Większość spośród tych miast, w których dochody własne spadały najszybciej w 2020 r., nie otrzymała w ogóle żadnego wsparcia z Rządowego Funduszu Inwestycji Lokalnych, piszą w analizie pt. „W jaki sposób pogarszanie się sytuacji finansowej wpływa na zmiany w realizowanych politykach lokalnych?”, opublikowanej przez Fundację Batorego, dr Julita Łukomska i prof. Paweł Swianiewicz.

– Okazuje się, że ta rządowa pomoc nie trafiała do samorządów, których dochody ucierpiały najbardziej, najmniej dostały miasta na prawach powiatu, co można tłumaczyć tym, że algorytm faworyzował najbiedniejsze gminy i jest to związane z przyjętą przez rząd polityką regionalną, jednak ta argumentacja też nie jest prawdziwa – mówi w rozmowie z MarketNews24 Paweł Swianiewicz, profesor nauk ekonomicznych, kierownik Katedry Rozwoju i Polityki Lokalnej na Wydziale Geografii i Studiów Regionalnych Uniwersytetu Warszawskiego. Członek Zespołu Ekspertów Samorządowych Forum Idei Fundacji im. Stefana Batorego.

Decydujące okazało się kryterium polityczne.
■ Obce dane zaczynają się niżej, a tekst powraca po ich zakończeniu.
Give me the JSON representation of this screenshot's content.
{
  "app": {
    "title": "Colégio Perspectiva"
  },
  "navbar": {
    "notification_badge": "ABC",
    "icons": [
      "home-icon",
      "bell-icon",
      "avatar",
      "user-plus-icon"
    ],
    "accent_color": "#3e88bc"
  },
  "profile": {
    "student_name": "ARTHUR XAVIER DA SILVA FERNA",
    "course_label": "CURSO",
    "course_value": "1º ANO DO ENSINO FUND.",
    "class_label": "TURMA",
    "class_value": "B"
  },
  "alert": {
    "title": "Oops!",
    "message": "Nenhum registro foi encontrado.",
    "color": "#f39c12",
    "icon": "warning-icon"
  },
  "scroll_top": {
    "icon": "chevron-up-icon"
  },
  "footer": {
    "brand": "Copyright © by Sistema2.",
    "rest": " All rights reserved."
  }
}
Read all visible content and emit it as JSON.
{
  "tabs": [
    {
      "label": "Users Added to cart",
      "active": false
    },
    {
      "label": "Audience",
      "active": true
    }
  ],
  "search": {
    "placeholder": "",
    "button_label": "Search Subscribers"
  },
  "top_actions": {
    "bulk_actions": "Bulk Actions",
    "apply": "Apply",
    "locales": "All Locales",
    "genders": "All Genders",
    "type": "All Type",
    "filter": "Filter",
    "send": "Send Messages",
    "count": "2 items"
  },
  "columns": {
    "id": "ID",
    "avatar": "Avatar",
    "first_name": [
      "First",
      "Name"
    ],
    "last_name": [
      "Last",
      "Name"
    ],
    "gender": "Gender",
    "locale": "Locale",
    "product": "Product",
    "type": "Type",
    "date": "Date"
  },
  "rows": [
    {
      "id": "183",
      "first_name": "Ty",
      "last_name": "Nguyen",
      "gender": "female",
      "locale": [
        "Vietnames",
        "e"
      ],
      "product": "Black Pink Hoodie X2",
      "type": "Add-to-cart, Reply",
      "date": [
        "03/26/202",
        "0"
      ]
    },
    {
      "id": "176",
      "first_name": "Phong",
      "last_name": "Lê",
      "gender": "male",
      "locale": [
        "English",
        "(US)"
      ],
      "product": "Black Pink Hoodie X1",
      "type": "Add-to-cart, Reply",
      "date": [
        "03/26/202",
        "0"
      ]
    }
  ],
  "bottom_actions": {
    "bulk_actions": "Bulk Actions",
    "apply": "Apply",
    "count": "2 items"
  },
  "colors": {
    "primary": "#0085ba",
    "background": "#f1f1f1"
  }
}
Nawet wśród najbiedniejszych gmin, których dochody bardzo ucierpiały różnice w przyznanych dotacjach były bardzo duże i wynikały z kryteriów politycznych.

– Jeżeli porównamy bardzo podobne gminy, nawet te o bardzo małych dochodach własnych, to okazuje się, że różnice w dotacjach z transzy konkursowych były oszałamiające – komentuje prof. P.Swianiewicz. – Przeciętna gmina „PIS-owska” otrzymywała kilkakrotnie więcej, nawet dziesięciokrotnie więcej niż przeciętna gmina rządzona przez wójtów związanych z partia opozycyjną.